A este compromisso vincula-se a proposta de garantir a defesa da Mata Atlântica e de seu Cinturão Verde com leis e políticas públicas que combatam a exploração da vida, o desmatamento, a poluição das águas, a extinção da fauna e flora de forma efetiva, mostrando para a sociedade brasileira caminhos originários para a proteção das florestas e biomas com conhecimentos e estratégias de cuidado da natureza que vêm sendo transmitidos pelos povos indígenas há milhares de anos.

E, por isso, a proteção das florestas e da Mata Atlântica significa também a demarcação dos territórios indígenas, visto que são os povos originários que comprovadamente vem defendendo 80% de toda a biodiversidade da Terra. A luta pela demarcação das Terras Indígenas é um direito garantido aos povos indígenas do Brasil na Constituição Federal de 1988 e o fortalecimento das ações que assegurem seu cumprimento fazem parte de seu compromisso com a terra, com o território e com a vida.
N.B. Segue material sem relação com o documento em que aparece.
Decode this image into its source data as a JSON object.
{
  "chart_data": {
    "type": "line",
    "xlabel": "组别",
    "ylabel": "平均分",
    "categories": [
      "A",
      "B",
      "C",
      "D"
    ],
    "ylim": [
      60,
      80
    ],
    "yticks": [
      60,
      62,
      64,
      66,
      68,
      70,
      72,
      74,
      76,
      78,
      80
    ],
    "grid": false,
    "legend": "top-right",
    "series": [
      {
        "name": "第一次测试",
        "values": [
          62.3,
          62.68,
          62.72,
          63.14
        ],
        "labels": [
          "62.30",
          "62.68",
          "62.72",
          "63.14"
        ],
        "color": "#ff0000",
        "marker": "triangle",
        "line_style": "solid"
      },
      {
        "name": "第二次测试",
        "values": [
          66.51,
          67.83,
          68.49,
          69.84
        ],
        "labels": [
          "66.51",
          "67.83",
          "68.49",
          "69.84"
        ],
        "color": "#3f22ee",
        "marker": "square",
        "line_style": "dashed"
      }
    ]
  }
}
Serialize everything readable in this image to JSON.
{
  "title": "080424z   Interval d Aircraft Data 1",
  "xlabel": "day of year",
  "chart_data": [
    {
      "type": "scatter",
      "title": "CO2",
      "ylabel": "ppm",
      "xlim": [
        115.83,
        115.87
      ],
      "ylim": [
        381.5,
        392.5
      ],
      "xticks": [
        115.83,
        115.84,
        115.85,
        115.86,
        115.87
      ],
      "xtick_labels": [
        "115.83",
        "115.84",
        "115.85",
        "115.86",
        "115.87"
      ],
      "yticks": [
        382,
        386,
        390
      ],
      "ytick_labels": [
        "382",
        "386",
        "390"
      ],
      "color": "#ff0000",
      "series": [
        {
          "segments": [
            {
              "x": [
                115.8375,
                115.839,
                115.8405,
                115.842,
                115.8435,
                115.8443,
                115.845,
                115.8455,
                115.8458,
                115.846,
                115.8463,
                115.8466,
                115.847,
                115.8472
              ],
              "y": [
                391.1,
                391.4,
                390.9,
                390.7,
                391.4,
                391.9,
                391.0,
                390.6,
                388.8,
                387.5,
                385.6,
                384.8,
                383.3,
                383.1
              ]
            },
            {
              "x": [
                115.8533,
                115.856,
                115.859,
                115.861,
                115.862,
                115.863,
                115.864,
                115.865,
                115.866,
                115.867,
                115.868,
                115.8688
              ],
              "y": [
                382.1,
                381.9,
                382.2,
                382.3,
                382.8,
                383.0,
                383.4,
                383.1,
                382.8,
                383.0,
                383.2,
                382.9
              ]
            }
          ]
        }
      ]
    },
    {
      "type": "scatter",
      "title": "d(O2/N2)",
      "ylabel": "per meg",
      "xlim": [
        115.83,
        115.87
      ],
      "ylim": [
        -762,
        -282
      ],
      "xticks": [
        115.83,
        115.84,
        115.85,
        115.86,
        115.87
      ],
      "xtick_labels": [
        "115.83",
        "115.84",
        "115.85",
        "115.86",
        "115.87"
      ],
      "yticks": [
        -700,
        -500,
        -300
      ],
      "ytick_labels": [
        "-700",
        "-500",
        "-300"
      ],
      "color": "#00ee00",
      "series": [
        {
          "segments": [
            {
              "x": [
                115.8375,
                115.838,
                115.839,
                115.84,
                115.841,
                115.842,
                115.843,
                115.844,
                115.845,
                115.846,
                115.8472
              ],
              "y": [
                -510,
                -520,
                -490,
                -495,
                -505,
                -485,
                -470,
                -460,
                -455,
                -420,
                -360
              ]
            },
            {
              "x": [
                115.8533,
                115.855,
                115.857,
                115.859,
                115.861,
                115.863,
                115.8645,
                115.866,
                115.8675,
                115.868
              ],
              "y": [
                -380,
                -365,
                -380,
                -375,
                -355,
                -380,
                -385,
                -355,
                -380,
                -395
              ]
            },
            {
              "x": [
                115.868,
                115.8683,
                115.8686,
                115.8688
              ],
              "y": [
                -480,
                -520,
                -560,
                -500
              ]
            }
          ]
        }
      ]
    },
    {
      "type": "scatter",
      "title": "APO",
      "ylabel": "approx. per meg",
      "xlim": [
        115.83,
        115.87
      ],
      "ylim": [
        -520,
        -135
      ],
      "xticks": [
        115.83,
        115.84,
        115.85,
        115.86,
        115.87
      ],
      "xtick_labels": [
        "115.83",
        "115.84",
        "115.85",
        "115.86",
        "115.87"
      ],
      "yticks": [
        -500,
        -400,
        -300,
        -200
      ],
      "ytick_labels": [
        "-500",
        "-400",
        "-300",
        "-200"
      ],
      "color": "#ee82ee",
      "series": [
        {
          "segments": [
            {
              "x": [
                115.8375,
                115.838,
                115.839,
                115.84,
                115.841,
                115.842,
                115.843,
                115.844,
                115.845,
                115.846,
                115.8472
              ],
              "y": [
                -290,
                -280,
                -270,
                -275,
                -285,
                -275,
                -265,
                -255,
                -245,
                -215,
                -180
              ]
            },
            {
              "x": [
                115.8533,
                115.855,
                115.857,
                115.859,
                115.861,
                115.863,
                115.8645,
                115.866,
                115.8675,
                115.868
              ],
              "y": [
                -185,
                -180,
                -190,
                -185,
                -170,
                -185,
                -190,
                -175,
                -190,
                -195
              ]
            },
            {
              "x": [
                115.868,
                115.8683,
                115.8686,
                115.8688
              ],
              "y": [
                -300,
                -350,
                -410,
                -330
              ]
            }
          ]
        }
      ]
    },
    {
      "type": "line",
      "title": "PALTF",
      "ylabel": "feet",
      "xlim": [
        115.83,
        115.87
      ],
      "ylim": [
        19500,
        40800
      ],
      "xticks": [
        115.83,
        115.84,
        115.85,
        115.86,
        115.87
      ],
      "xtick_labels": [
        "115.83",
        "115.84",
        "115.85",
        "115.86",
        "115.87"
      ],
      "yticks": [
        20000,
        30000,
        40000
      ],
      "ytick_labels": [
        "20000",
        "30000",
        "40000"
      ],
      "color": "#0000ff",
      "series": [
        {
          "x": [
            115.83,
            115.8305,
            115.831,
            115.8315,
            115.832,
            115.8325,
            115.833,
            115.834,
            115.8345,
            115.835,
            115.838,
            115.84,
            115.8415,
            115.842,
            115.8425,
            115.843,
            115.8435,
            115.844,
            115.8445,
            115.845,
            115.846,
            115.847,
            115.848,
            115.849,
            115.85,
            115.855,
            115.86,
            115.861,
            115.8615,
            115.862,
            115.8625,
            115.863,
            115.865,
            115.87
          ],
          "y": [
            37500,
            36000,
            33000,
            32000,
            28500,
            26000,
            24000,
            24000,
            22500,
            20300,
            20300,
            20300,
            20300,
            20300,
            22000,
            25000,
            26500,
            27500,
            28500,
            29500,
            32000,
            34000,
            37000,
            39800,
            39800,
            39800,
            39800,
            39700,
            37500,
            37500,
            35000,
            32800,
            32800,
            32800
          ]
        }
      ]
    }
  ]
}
Educação pública com merenda escolar agroecológica e tradicional de forma regionalizada. Queremos valorizar e ofertar alimentos locais, beneficiando tanto os produtores quanto a saúde de nossos filhos, fortalecendo o Programa Nacional de Alimentação Escolar (PNAE) que destina pelo menos 30% dos recursos para a agricultura familiar e prioriza a produção orgânica, reforçando a fiscalização e conscientização da sociedade. Em nível micro, isso significa crianças e adolescentes se alimentando com produtos de melhor qualidade e saudáveis; a nível médio, agricultores locais que conseguem superar a dificuldade para vender os seus produtos; e a nível macro, um enfrentamento direto à hegemonia do agronegócio e seu modelo de produção agrícola baseado no monocultivo, latifúndio e no uso indiscriminado de agrotóxicos.

– Enfrentamento à violência contra mulher, população LGBTQIA+ e combate à desigualdade de gênero. A violência contra mulheres, meninas e população LGBTQIA+ é uma difícil realidade presente nas diferentes regiões de nosso país. É urgente a implementação e efetivação de leis e políticas públicas voltadas à prevenção e ao enfrentamento das violências de gênero e étnico-raciais que assegurem os direitos das mulheres e pessoas LGBTQIA+, com atenção especial aos indígenas, negros, quilombolas, ribeirinhos e periféricos.

Como você pretende atender as diferentes especificidades das mulheres, contemplando em seus projetos as mulheres negras, indígenas, lésbicas e mulheres trans?

Essa é uma pauta prioritária da minha campanha à deputada federal por ser presente em toda minha trajetória como liderança indígena, mãe e avó, principalmente em relação às mulheres.  Enfrentamento à violência contra mulher, população LGBTQIA+ e combate à desigualdade de gênero.

A violência contra mulheres, meninas e população LGBTQIA+ é uma difícil realidade presente nas diferentes regiões de nosso país. É urgente a implementação e efetivação de leis e políticas públicas voltadas à prevenção e ao enfrentamento das violências de gênero e étnico-raciais que assegurem os direitos das mulheres e pessoas LGBTQIA+, com atenção especial aos indígenas, negros, quilombolas, ribeirinhos e periféricos.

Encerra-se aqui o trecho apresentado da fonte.